Once I got out of Kelly's car and stepped into the house the lights flashed on and I was met with three faces. Two faces looked at me with disappointment, while the other face appeared to be vexed with my actions and existence.

That day my car was taken away, my laptop, and the ability to ever lock my bedroom door again. I was lucky enough to even keep my phone. My father was infuriated with me. He couldn't believe that I even left the house after he strictly forbade me from going out.

He said some things to me that day that aren't worth repeating because they only bring despairing visions to my thoughts. He always knew how to make me feel like I never belonged to him or this family.

His sharp words stabbed me in my tender heart. They inflicted a pain that I could never get rid of. That day I cried myself into the next day because of his words. Then, I started blocking everyone out because I thought that that was the only way to make what he said hurt less.

You see that's how much power my father has over my conscience.

For the past week or so, I was staying to myself. Everyone that passed me in the hallways couldn't see through the walls I had built up. They could only see what I wanted them to see. Nothing.

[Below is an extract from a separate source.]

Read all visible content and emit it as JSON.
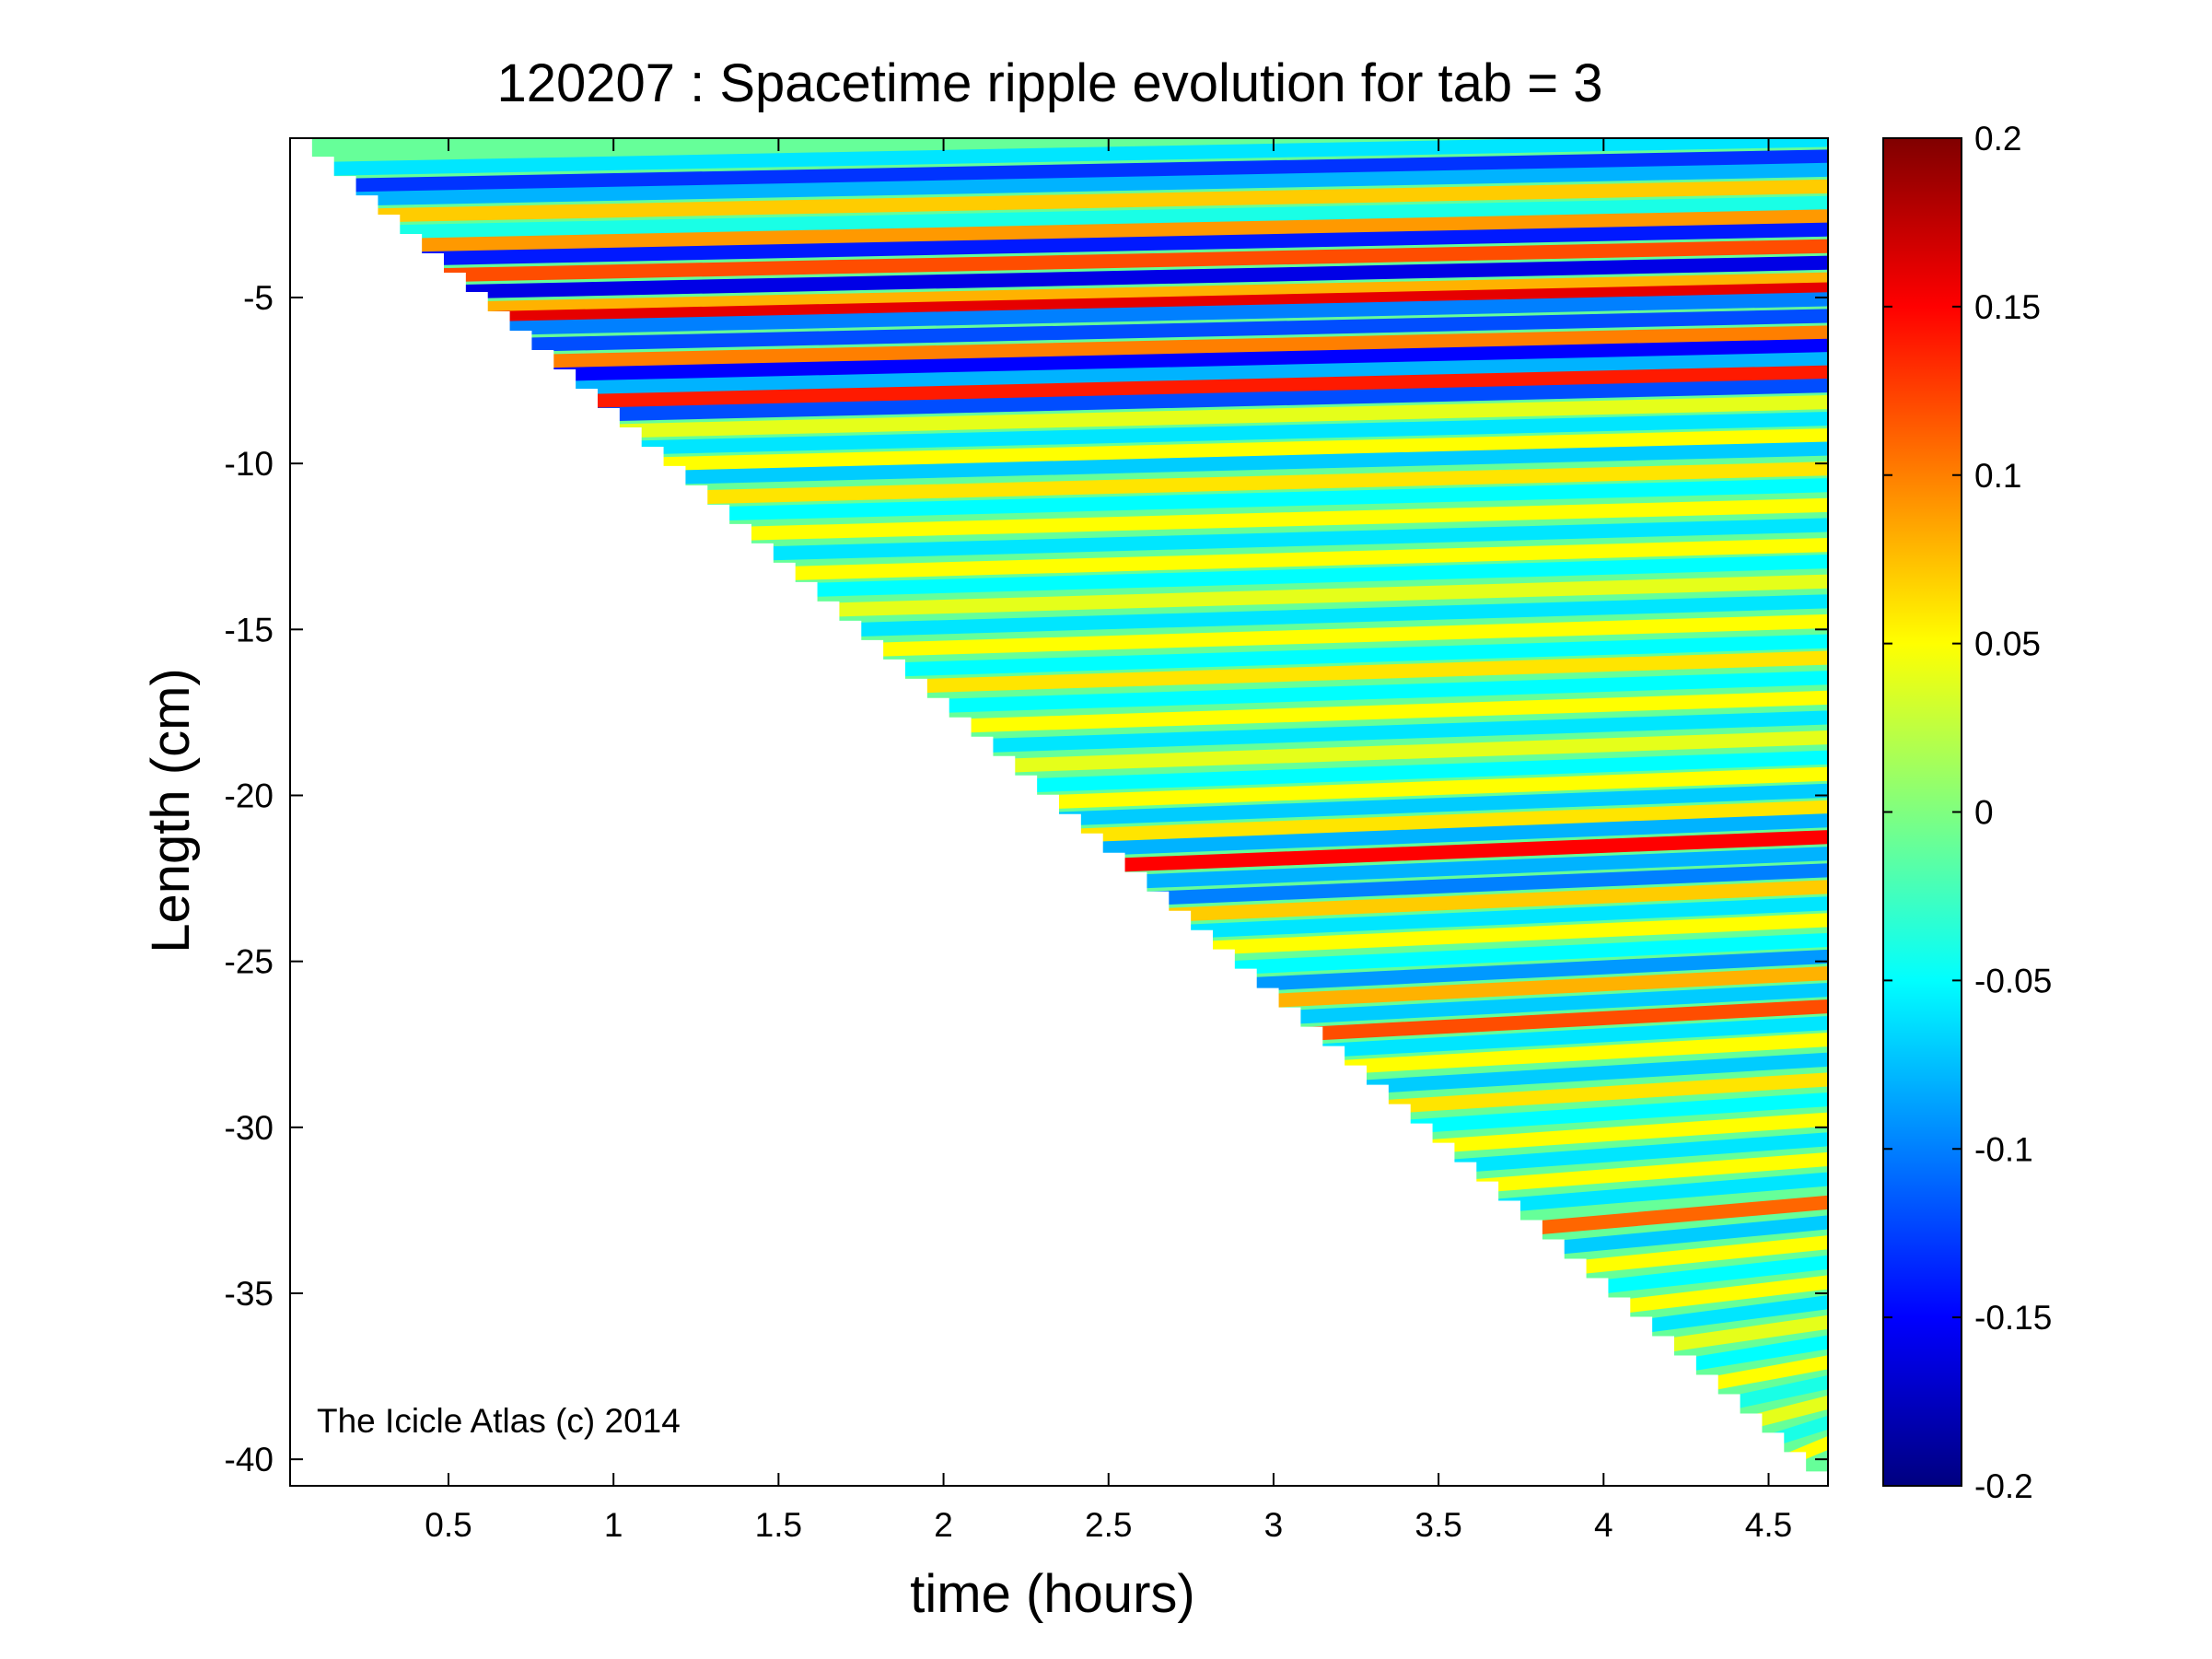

However, there was one person who could see through my facade...that I was hurting. He just kept pushing, even when I kept pushing him away emotionally, mentally, and physically. I couldn't handle being strong anymore, so I did something I thought I would never do. I cried into his arms.

He held me. Making me feel...secured and cared for. Something I don't usually get. But, I knew better than to fall into the hands of a player. I kept telling myself to get away from him, to push, to shove him away but, it was like my body had a mind of its own.

Like my body craved his and only his touch.

After that day, I almost forgot about what my father said to me. Almost. Yet, I couldn't stop myself from thinking about the way it felt when he held me in his muscular arms that day, as he enveloped me and my unwelcoming tears.